To help bring God’s presence to us, to let our love be realized in prayer, there are many forms of meditation which can help bring this about. One way is the Jesus Prayer, where in the prayer, the recitation of the name of Jesus brings Jesus to us, and thanks to his presence, we are able to receive the grace needed for our salvation. And as we pray it, we can see our love for God grows stronger as we realize in and through it God’s great love for us, as Nicodemus of the Holy Mountain suggested:

Let me again for a third time beseech you to have Jesus as the sweet contemplation of your heart; let Jesus be the preoccupation of your tongue; let Jesus be the honorable shape and idea in your mind. In brief, let Jesus be your breath and never grow tired of calling upon Jesus. From such a perpetual and most sweet memory of Jesus, those great theological virtues – faith, hope, and love – will grow and mature and become great in your heart. Know that when a lover is far away from his beloved there is no better consolation for him but to constantly remember the name of the beloved person.[4]

Jesus, who is God, is “far from us” only in the sense of the distance we keep from him due to our sin, a distance which veils his presence, and therefore the presence of God, from us.  Through his grace, Jesus pierces that veil, the light of his truth shines upon us, and so if we are careful and attentive, we should be truly enlightened and brought close to Go.  Then we shall find our love for God and others is full, as all the sin and its darkness and hatred has been melted away from us by the purifying fire of God’s love.
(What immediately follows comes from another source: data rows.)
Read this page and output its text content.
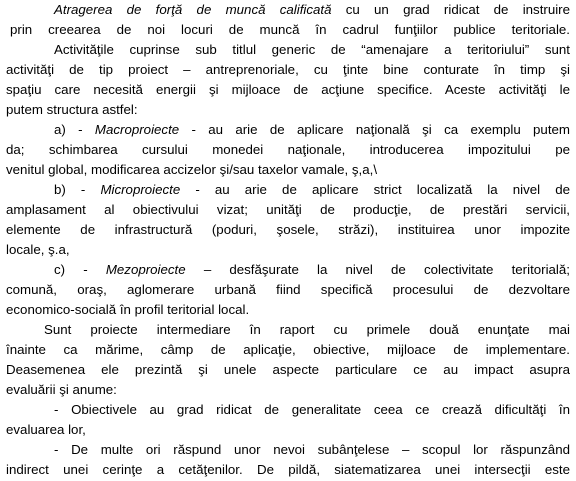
Atragerea de forţă de muncă calificată cu un grad ridicat de instruire
prin creearea de noi locuri de muncă în cadrul funţiilor publice teritoriale.
Activităţile cuprinse sub titlul generic de “amenajare a teritoriului” sunt
activităţi de tip proiect – antreprenoriale, cu ţinte bine conturate în timp şi
spaţiu care necesită energii şi mijloace de acţiune specifice. Aceste activităţi le
putem structura astfel:
a) - Macroproiecte - au arie de aplicare naţională şi ca exemplu putem
da; schimbarea cursului monedei naţionale, introducerea impozitului pe
venitul global, modificarea accizelor şi/sau taxelor vamale, ş,a,\
b) - Microproiecte - au arie de aplicare strict localizată la nivel de
amplasament al obiectivului vizat; unităţi de producţie, de prestări servicii,
elemente de infrastructură (poduri, şosele, străzi), instituirea unor impozite
locale, ş.a,
c) - Mezoproiecte – desfăşurate la nivel de colectivitate teritorială;
comună, oraş, aglomerare urbană fiind specifică procesului de dezvoltare
economico-socială în profil teritorial local.
Sunt proiecte intermediare în raport cu primele două enunţate mai
înainte ca mărime, câmp de aplicaţie, obiective, mijloace de implementare.
Deasemenea ele prezintă şi unele aspecte particulare ce au impact asupra
evaluării şi anume:
- Obiectivele au grad ridicat de generalitate ceea ce crează dificultăţi în
evaluarea lor,
- De multe ori răspund unor nevoi subânţelese – scopul lor răspunzând
indirect unei cerinţe a cetăţenilor. De pildă, siatematizarea unei intersecţii este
God is everywhere present and fills all things; there is nowhere that God is not. Our awareness of that presence can come and go, but we must not confuse our awareness and what we sense or do not sense as the full reality of God and his activity with us. Even when we have some sort of true and lasting experience him, we must not construe what we attain is the fullness of God, but rather, God as he is encountered in his activity with us, which is truly God and yet not the fullness of God as he is in himself. God will always be greater, and so he will always be able to direct and guide us further into his vast being for all eternity.